In Blade's mind the need to be cautious fought a brief battle with the need to make contact with the human population of this dimension. Normally he would not have hesitated to step out from his hiding place and greet the men in the canoes. But the shaven-headed men looked too much like priests-priests of Ayocan, perhaps? And where there were priests, there was often some religious rite that it was ill-advised for a stranger to interrupt. The best plan for the moment was to stay under cover, watch, and wait. The torches were so bright now that making a run for it undetected would probably be impossible. Particularly with two hundred or more warriors ready to pursue him. Blade lowered himself into a more comfortable position and settled down to follow his own advice.

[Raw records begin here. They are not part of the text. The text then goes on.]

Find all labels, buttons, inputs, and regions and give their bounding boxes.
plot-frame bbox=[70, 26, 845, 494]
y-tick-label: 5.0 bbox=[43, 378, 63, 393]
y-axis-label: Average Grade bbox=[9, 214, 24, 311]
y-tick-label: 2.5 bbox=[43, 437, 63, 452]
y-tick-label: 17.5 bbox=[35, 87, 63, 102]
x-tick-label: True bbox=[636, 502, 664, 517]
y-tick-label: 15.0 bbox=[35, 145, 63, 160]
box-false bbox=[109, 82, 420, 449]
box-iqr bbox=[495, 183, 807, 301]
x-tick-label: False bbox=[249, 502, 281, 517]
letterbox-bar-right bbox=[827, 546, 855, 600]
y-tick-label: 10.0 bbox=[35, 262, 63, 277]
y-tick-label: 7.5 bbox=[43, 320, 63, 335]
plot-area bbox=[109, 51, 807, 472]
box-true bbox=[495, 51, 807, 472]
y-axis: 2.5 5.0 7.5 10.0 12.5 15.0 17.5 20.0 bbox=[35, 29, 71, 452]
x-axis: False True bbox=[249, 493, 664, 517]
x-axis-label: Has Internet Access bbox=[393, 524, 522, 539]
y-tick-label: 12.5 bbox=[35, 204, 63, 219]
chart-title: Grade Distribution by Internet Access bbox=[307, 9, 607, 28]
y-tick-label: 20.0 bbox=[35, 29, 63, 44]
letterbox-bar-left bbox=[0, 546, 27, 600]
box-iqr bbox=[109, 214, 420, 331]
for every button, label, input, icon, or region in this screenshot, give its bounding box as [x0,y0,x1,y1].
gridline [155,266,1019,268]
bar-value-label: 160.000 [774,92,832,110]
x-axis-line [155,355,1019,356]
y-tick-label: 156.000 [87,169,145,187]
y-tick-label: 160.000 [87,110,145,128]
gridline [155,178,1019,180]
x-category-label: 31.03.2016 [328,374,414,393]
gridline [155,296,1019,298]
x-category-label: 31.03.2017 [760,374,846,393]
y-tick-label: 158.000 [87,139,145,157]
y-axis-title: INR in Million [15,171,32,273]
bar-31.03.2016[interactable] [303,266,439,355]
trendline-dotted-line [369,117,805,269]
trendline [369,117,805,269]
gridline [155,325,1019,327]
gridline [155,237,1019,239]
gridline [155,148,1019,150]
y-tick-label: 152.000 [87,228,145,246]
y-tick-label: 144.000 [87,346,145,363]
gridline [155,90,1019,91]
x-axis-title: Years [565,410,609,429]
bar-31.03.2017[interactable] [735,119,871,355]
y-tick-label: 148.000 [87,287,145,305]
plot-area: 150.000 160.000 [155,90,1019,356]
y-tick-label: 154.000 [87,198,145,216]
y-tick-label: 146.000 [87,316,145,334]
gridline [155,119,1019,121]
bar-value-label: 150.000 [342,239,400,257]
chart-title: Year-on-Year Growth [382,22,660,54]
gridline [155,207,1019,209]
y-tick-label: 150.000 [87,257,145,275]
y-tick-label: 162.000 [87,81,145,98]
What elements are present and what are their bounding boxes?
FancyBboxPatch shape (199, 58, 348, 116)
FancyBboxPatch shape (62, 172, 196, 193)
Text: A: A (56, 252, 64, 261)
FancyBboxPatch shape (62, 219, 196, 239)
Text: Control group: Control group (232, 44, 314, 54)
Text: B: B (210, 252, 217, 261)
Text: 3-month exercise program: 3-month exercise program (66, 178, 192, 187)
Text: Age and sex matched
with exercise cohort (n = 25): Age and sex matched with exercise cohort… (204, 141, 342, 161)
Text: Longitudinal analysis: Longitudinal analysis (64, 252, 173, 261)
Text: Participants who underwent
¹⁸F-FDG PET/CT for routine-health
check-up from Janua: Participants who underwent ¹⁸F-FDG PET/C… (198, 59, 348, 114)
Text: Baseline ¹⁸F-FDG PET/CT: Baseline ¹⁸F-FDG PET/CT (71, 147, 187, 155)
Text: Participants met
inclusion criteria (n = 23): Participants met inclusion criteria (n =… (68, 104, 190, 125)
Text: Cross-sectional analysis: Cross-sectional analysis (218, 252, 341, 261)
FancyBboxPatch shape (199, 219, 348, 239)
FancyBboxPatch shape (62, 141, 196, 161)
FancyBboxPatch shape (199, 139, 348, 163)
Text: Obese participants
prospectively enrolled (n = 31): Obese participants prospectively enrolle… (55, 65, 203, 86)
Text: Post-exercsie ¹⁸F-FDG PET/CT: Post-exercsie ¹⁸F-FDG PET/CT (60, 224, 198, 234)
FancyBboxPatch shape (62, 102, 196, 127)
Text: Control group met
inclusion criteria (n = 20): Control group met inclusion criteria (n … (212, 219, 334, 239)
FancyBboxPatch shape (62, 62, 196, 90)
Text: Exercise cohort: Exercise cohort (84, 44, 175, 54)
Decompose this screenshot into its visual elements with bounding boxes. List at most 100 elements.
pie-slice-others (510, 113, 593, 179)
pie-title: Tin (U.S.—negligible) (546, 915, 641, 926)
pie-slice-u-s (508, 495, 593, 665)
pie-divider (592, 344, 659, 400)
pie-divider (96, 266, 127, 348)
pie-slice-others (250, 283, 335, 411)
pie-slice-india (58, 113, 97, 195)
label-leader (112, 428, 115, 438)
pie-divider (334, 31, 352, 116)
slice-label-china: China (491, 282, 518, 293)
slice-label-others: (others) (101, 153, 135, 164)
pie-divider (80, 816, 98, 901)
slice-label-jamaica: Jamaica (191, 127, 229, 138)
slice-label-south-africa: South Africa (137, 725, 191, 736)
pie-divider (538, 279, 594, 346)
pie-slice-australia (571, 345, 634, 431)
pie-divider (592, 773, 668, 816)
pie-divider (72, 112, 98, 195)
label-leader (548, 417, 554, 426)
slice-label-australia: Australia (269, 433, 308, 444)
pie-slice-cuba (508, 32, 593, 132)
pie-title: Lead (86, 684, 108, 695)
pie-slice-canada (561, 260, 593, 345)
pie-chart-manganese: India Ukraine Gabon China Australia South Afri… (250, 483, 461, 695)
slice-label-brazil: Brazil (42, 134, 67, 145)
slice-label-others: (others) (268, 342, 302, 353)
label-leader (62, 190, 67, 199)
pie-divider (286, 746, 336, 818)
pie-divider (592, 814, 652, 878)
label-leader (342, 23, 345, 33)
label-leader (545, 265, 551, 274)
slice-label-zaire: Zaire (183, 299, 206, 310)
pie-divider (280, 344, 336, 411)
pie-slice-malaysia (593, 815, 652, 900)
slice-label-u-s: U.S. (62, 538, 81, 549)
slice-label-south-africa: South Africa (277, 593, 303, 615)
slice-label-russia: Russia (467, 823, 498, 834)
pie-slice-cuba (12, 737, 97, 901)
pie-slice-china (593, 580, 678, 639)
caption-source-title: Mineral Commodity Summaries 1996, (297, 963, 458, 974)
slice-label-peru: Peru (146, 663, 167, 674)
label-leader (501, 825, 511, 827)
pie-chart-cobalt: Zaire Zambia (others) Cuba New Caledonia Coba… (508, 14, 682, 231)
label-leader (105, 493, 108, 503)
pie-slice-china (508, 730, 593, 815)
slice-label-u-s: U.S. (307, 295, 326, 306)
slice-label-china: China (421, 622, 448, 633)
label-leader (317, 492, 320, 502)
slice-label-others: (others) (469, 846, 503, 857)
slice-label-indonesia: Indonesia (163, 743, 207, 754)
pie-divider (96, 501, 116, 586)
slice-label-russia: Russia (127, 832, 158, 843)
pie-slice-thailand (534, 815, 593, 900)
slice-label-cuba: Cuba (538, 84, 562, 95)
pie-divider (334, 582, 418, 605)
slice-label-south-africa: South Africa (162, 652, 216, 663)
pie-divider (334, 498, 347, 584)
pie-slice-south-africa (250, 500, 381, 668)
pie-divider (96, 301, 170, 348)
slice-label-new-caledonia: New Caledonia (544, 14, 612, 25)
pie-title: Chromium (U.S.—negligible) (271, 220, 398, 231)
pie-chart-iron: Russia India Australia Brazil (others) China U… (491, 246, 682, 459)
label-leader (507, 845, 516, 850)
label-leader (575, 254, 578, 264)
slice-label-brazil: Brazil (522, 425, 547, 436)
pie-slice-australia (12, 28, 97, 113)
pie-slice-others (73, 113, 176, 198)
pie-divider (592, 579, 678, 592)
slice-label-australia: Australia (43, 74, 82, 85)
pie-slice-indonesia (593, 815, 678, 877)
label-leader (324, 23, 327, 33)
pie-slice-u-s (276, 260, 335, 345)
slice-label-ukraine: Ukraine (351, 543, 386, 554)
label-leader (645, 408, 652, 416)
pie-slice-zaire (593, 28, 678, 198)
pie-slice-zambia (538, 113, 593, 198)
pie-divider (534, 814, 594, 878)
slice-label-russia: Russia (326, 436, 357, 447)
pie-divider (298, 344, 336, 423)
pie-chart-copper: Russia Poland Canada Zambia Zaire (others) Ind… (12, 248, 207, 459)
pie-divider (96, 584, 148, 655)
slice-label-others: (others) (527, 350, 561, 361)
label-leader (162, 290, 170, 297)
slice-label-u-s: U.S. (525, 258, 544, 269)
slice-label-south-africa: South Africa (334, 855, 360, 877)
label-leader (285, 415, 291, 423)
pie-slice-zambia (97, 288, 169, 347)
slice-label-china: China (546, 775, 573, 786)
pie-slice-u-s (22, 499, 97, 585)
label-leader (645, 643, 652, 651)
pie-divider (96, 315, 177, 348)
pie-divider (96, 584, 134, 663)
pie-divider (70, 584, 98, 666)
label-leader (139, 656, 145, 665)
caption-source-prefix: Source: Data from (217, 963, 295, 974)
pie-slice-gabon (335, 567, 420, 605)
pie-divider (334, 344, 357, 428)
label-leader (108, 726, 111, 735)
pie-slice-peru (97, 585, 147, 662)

As soon as the canoes were safely beached and anchored, the warriors put away their paddles and began climbing out. They splashed onto the beach and formed a double line extending inland from the bow of each canoe. Then it was the priests' turn. Without breaking their chant, they filed out of the canoes and onto the shore, unfastening their bags as they went and holding them up high over their heads. When all had reached dry ground, the leader of each file barked a single word.

«Nolk!»

And all the priests went down on their knees, placing their bags reverently on the ground in front of them, each at the base of one of the bushes. Except for the breathing of many men, silence fell over the shore.

Definitely a religious rite, thought Blade. He was sorry he had not made a run for it when he first saw the yellow, orange lights. Now it was even more dangerous than before to try to escape. Since the priests did not seem to be coming far up the slope, the remains of his bough-bed might pass unnoticed, he hoped.

Now each priest picked up his bag, opened it, and pulled out a large curved knife, like a pruning knife, and a small brass bottle. With a quick slash of the knife each priest cut through the bush in front of him. Then he picked it up, and dipped the broken end into the bottle. Finally, he laid the bush gently and carefully aside. Blade noticed that the cutoff end now gleamed black.

The priests then rose to their feet, the chant sounded again, and each took two steps forward. Then they knelt again and repeated the ritual. Slash-dip-lay aside. And again, and again. Blade realized with a chilling shock that they were moving rapidly up the slope toward him, toward where he had mutilated more than a dozen of the bushes.

The intervals between the cutting of bushes were growing longer now, and the priests were also fanning out as they climbed. They formed a solid line nearly a quarter of a mile from end to end, with Blade still near the center. Behind them as they advanced came the warriors, picking up the bushes as gently as they would have picked up newborn babies and carrying them back to the canoes. Unless both priests and warriors were blind, they must see those broken branches soon.